There will be a lot of choppy water in 2017; how will a Trump Presidency develop? I believe he will turn out to be quite a business friend to the UK (after all, US companies are the largest investors in this Country and 4 million Americans go to work every day for businesses headquartered in the UK). But his protectionist promises do not auger well for us; we do not need an America taking its bat and ball home; we need a free-trading World not a beggar-thy-neighbour protectionist group of democracies pandering to base instincts.

We are one of the most globally-engaged countries on earth; globalisation was made for us; Brexit was never about isolationism; indeed it is about wriggling out of the growth-inhibiting shackles of an EU marching valiantly towards 1970 and doing what we have always done well: trading with the World on terms we agree, not some unelected civil servant in Brussels who most certainly does not have our best interests at heart.

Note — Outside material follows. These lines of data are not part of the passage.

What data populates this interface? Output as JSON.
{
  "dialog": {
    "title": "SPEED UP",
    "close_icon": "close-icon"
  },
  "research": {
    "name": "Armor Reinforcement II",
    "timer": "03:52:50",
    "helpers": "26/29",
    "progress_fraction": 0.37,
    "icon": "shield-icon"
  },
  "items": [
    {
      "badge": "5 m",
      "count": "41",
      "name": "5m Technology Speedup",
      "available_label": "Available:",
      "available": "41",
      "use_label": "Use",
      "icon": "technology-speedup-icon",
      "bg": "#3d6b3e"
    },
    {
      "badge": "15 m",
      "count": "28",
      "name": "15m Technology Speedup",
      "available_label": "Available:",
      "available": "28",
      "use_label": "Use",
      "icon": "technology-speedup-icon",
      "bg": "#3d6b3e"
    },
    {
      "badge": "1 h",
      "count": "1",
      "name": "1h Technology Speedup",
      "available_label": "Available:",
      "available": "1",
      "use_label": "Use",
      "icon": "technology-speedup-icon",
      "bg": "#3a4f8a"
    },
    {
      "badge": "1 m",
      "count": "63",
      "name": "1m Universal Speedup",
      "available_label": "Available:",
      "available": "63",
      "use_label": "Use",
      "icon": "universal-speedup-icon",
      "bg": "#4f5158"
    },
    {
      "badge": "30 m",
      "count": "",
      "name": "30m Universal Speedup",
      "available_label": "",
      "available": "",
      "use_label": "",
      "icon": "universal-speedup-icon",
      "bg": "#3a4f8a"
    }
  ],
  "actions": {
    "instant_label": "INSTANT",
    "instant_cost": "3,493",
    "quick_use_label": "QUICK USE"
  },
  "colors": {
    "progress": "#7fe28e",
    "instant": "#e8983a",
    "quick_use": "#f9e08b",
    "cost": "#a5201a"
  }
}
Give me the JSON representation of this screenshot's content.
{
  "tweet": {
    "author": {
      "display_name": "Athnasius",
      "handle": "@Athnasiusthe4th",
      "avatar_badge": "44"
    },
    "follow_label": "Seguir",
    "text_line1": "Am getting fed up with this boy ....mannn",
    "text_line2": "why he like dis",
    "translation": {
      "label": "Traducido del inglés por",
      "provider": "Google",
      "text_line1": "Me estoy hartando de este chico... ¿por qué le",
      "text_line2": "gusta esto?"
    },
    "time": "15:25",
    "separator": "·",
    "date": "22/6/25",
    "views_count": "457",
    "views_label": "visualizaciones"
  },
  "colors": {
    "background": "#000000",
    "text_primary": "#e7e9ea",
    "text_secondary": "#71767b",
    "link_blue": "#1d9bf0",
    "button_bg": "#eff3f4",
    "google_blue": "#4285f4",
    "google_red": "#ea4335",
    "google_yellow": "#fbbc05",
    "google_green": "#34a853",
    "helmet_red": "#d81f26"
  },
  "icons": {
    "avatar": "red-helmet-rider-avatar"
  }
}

We need quality, skilled immigration but controlled by our elected Government. We need to continue to be a beacon of tolerance in a nasty World.

But our Third Apparition says goodbye with a warning that we will be foolish to ignore. The Brave New Brexit World that will provide for our grandchildren, the success of our schools and our beloved NHS, the ability to provide pensions and care for generations to come all hinges on vastly increasing our productivity as a Nation. Getting more out of the pound we invest or the hour we work. We need our physical infrastructure quickly and radically improved; our roads, our airports, our railways, our ports and our energy generation. We need our human infrastructure improved as well; schools which produce massively improved results in literacy and numeracy and computer skills would be a great start and then UK Business must step up to the plate and deliver the best trained workforce in the World. 2017 can be the year we start on that journey.
The short-sighted, besieged scales fell from Ebenezer Scrooge’s eyes as the Third Ghost left him. He had been shown a different World and he went out into the snow and started to make a difference. That is what UK Business can do in 2017; we need some help, we need some understanding and we need us all to pull together

In the last words of Dickens’ great Christmas work: “And so, as Tiny Tim observed, God Bless Us, Every One!”